İddianamenin değerlendirme ve sonuç kısmında ise şunlar yer aldı:
“Şüpheli Cura, yakalanmamak amacıyla görevi gereği ihtarda bulunarak müdahale eden polis memurunun hayati bölgelerine hedef alarak öldürmek kastıyla hareket etmiştir. Şüphelilerden Aytekin ise Cura’ya ‘geldi geldi’ diye bağırarak ve üzerindeki silahı maktule doğrultarak Cura’nın eylemine asli fail olarak iştirak etmiştir. Şüpheli Aydın ise ihtardan sonra şüphelilerin yanında bulunarak onlara manevi olarak cesaret verdiği ve sonradan polislerin takibini imkanını ortadan kaldırmak amacıyla farklı yöne kaçarak şüphelilerin eylemine yardım eden olarak iştirak etmiştir.”

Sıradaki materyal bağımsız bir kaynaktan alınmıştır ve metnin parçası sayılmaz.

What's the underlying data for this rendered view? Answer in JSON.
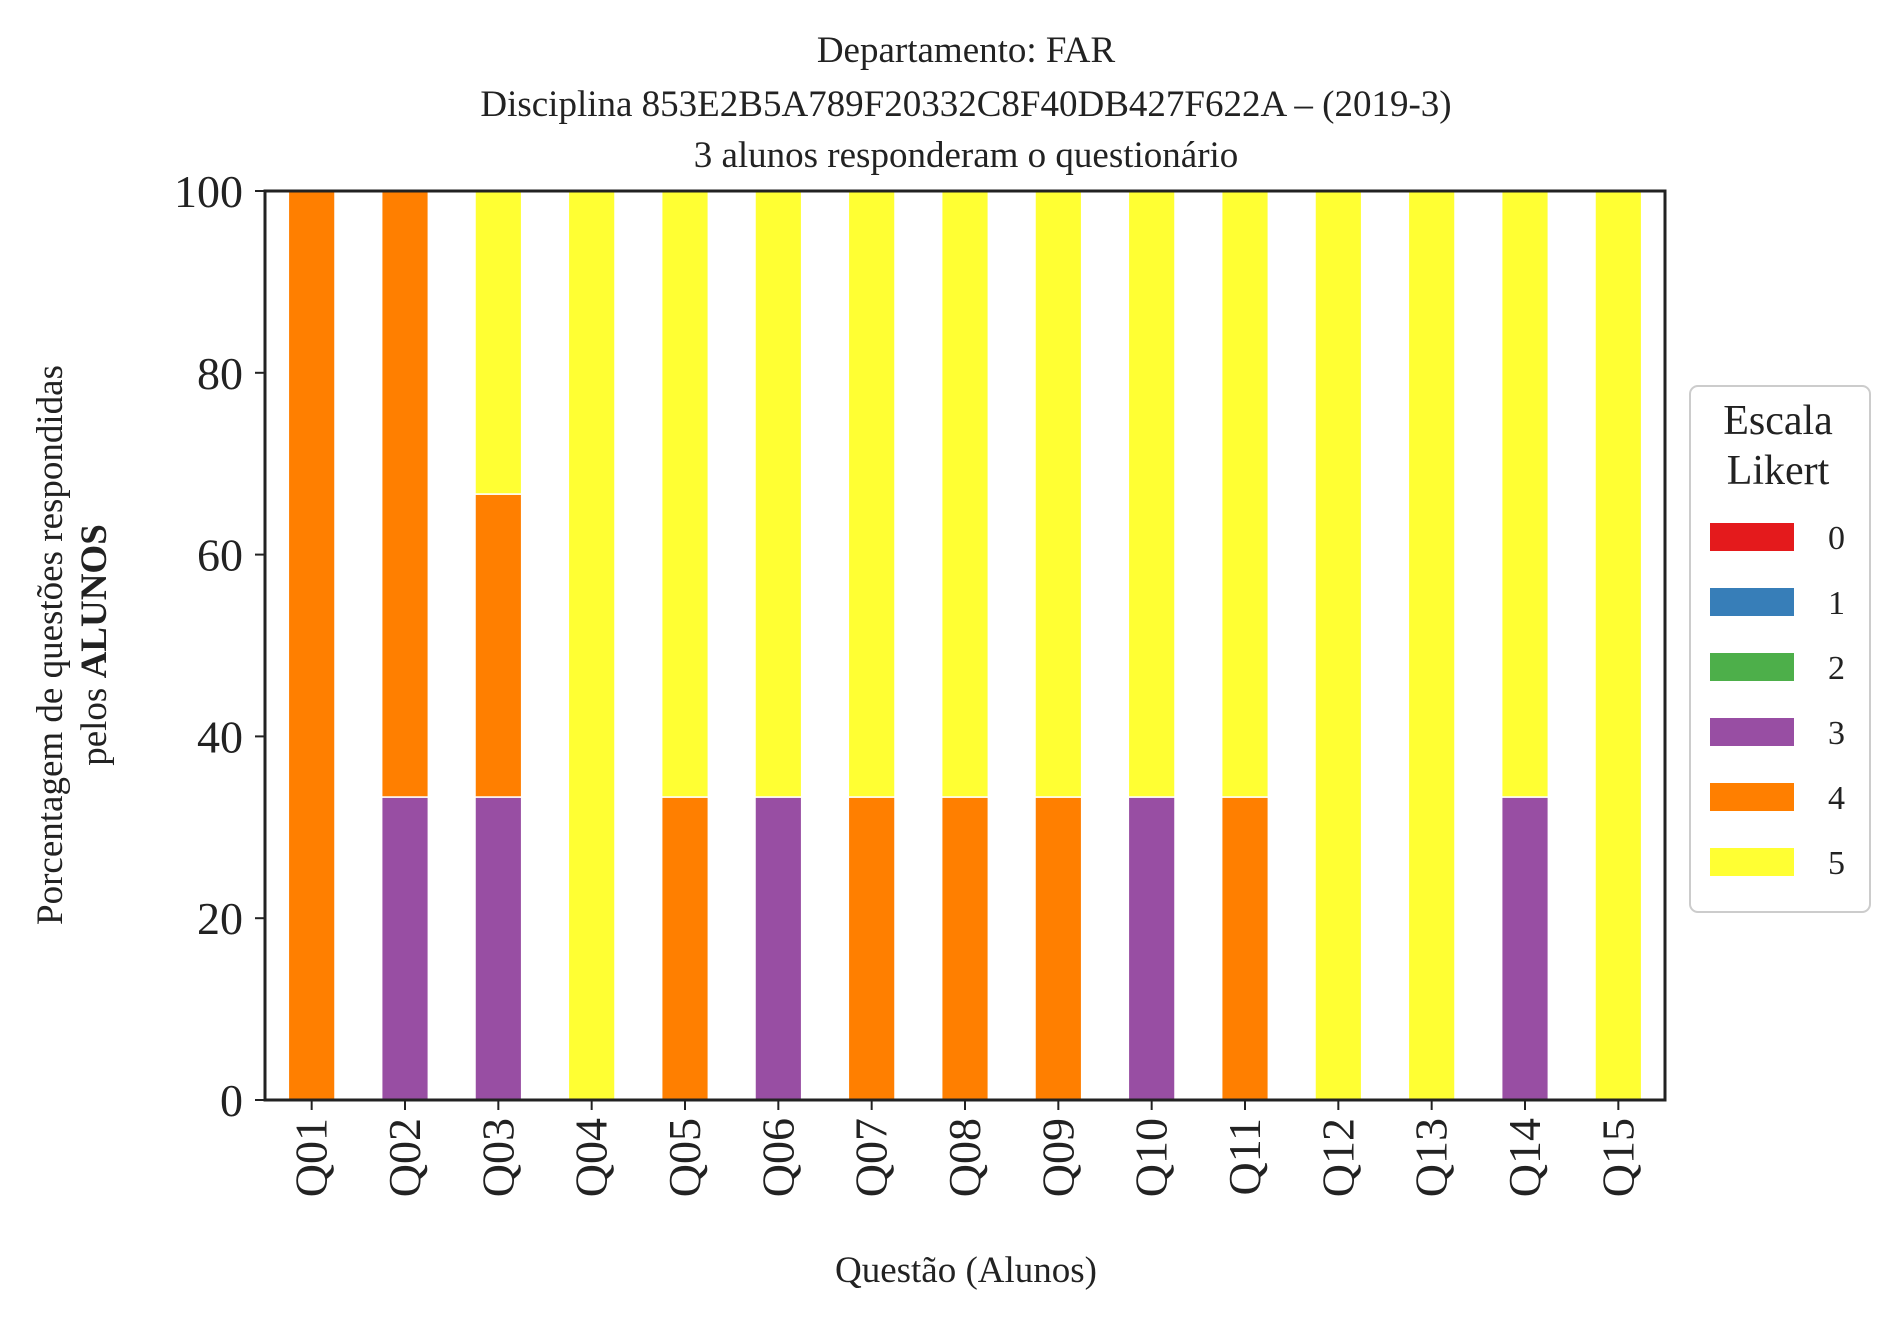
{
  "chart_data": {
    "type": "bar",
    "stacked": true,
    "title": [
      "Departamento: FAR",
      "Disciplina 853E2B5A789F20332C8F40DB427F622A – (2019-3)",
      "3 alunos responderam o questionário"
    ],
    "xlabel": "Questão (Alunos)",
    "ylabel_line1": "Porcentagem de questões respondidas",
    "ylabel_line2_prefix": "pelos ",
    "ylabel_line2_bold": "ALUNOS",
    "ylim": [
      0,
      100
    ],
    "yticks": [
      0,
      20,
      40,
      60,
      80,
      100
    ],
    "grid": false,
    "categories": [
      "Q01",
      "Q02",
      "Q03",
      "Q04",
      "Q05",
      "Q06",
      "Q07",
      "Q08",
      "Q09",
      "Q10",
      "Q11",
      "Q12",
      "Q13",
      "Q14",
      "Q15"
    ],
    "legend": {
      "title": [
        "Escala",
        "Likert"
      ],
      "placement": "right"
    },
    "series": [
      {
        "name": "0",
        "color": "#e41a1c",
        "values": [
          0,
          0,
          0,
          0,
          0,
          0,
          0,
          0,
          0,
          0,
          0,
          0,
          0,
          0,
          0
        ]
      },
      {
        "name": "1",
        "color": "#377eb8",
        "values": [
          0,
          0,
          0,
          0,
          0,
          0,
          0,
          0,
          0,
          0,
          0,
          0,
          0,
          0,
          0
        ]
      },
      {
        "name": "2",
        "color": "#4daf4a",
        "values": [
          0,
          0,
          0,
          0,
          0,
          0,
          0,
          0,
          0,
          0,
          0,
          0,
          0,
          0,
          0
        ]
      },
      {
        "name": "3",
        "color": "#984ea3",
        "values": [
          0,
          33.33,
          33.33,
          0,
          0,
          33.33,
          0,
          0,
          0,
          33.33,
          0,
          0,
          0,
          33.33,
          0
        ]
      },
      {
        "name": "4",
        "color": "#ff7f00",
        "values": [
          100,
          66.67,
          33.33,
          0,
          33.33,
          0,
          33.33,
          33.33,
          33.33,
          0,
          33.33,
          0,
          0,
          0,
          0
        ]
      },
      {
        "name": "5",
        "color": "#ffff33",
        "values": [
          0,
          0,
          33.33,
          100,
          66.67,
          66.67,
          66.67,
          66.67,
          66.67,
          66.67,
          66.67,
          100,
          100,
          66.67,
          100
        ]
      }
    ]
  }
}
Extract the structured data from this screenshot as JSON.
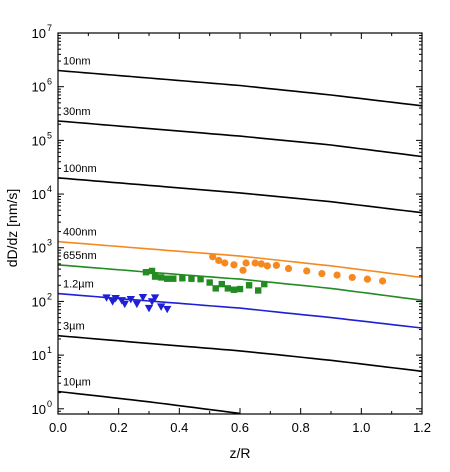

Şüphelilerin üzerlerine atılı suçları işlediklerine yönelik yeterli şüphenin oluştuğu, biyolojik inceleme raporları dışında tüm delillerin toplandığına işaret edilen iddianamede, “Olayda kullanılan 2 silahın şüpheliler Cura ve Aytekin’in olay öncesinde 2 kez el değiştirdiğinin sabit olması nedeniyle biyolojik inceleme raporlarının suçun sübutuna etki edecek nitelikte olmadığı anlaşılmıştır. Raporların mahkeme aşamasında da alınabileceği ve bu nedenle şüphelilerin cezalandırılmalarına karar verilmelidir.” denildi.
İSTENİLEN CEZA
İddianamede, Muhammed Emir Cura ve Ferit Aytekin’e, “kişiyi yerine getirdiği kamu görevi nedeniyle kasten öldürme” ve “ruhsatsız ateşli silahlarla mermileri satın alma, taşıma veya bulundurma” suçlarından ağırlaştırılmış müebbet ile 1 yıldan 3 yıla kadar hapis, Mehmet Aydın’a “kişiyi yerine getirdiği kamu görevi nedeniyle kasten öldürme” suçuna “yardım eden” sıfatıyla 15 yıldan 20 yıla kadar, olaydan sonra şüphelilere yardım eden A.K. ve M.E’ye, “suç delillerini yok etme, gizleme veya değiştirme” ve “ruhsatsız ateşli silahlarla mermileri satın alma, taşıma veya bulundurma” suçundan 1 yıl 6 aydan 8 yıla kadar, S.T hakkında da ise “suç delillerini yok etme, gizleme veya değiştirme” suçundan 6 aydan 5 yıla kadar hapis cezası isteniyor.